Infatti, un player esterno che ha accesso hai dati dell’azeinda puó tracciare l’impronta digitale lasciata da essa e trarne profitto. Ció avviene perché l’impronta digitali di ogni singolo consumatore, oggigiorno é intrecciata, inserita e influenzata dai rapporti che ha con altri utenti tra cui appaiono le corporazioni stesse. Di conseguenza, il data collector incaricato di estrapolare le informazioni puó avvalersi della libertá di svelare dati che riguardano il cuore della compagnia dato che online le barriere tra individui fisici e il retail sono praticamente azzarate.

Inoltre oggi la raccolta dati non si limita ad informazioni impersonali, quali i tipi di libri che i consumatori preferiscono, che websites vistano, etc. Bensí, serve ad ottenere un’immagine completa del contesto in cui si inserisce il consumatore, un constesto in cui i brand e i marchi preferiti dall’individuo hanno un ruolo importante.

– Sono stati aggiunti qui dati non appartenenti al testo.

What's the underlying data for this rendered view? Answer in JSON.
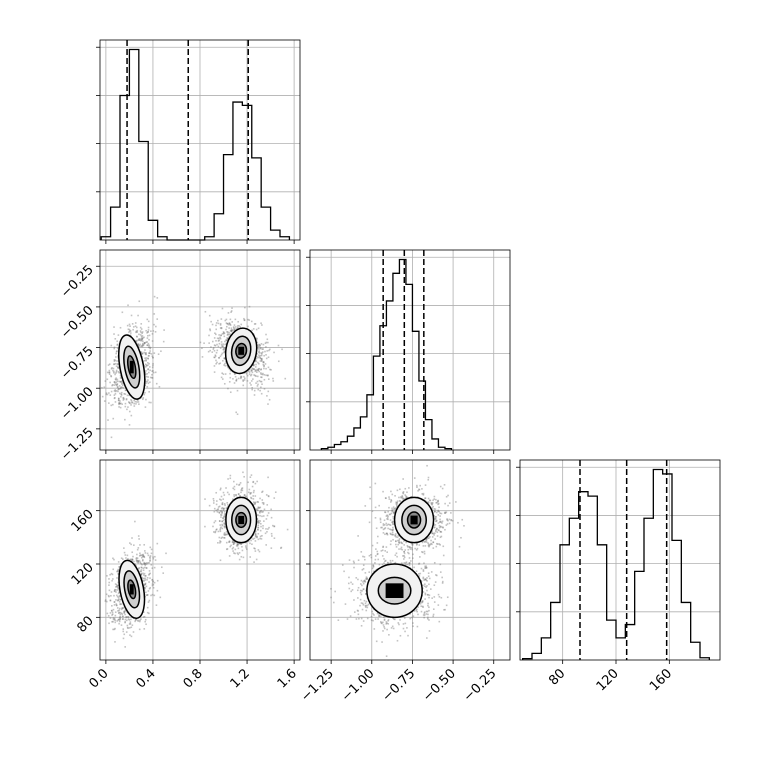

Nonostante la srtabiliante rivoluzione tecnologica, le aziende odierne ancora non son provviste di adeguate misure di protezione per gestire correttavente la privacy corporativa ed i propri profitti. Nei prossimi anni verrá sviluppato un regolamento Europeo per la gestione dei dati che stabilirá nuove normative in grado di fornire sicurezza al consumatore cosí come all’azienda. Oggi la grande differenza nel tipo di raccolta dati che implica anche un’attenzione alla privacy differente é determinta da quali informazioni i retailers vogliono ottenere. Posso essere dati identificativi o semplicemente numerici. I primi apportano molte piú complicazioni per quanto riguarda il tema privacy, infatti implicano la conoscenza di informazioni quali il nome del consumatore, etá, genere, etc. Mentre, la seconda tipologia é puramente quantitativa e si riferisce a comportamenti di gruppo che non necessitano di informazioni precise.

Perció, le compagnie che operano nel settore retail e non, e che vogliono avvalersi dei benefici apportati dalla raccolta dati, devono tenere da conto i rischi che questo processo puó apportare. Un consiglio é quello di avvalersi di un avvocato specializzato nella gestione di casi legati alla privacy digitale e Big Data.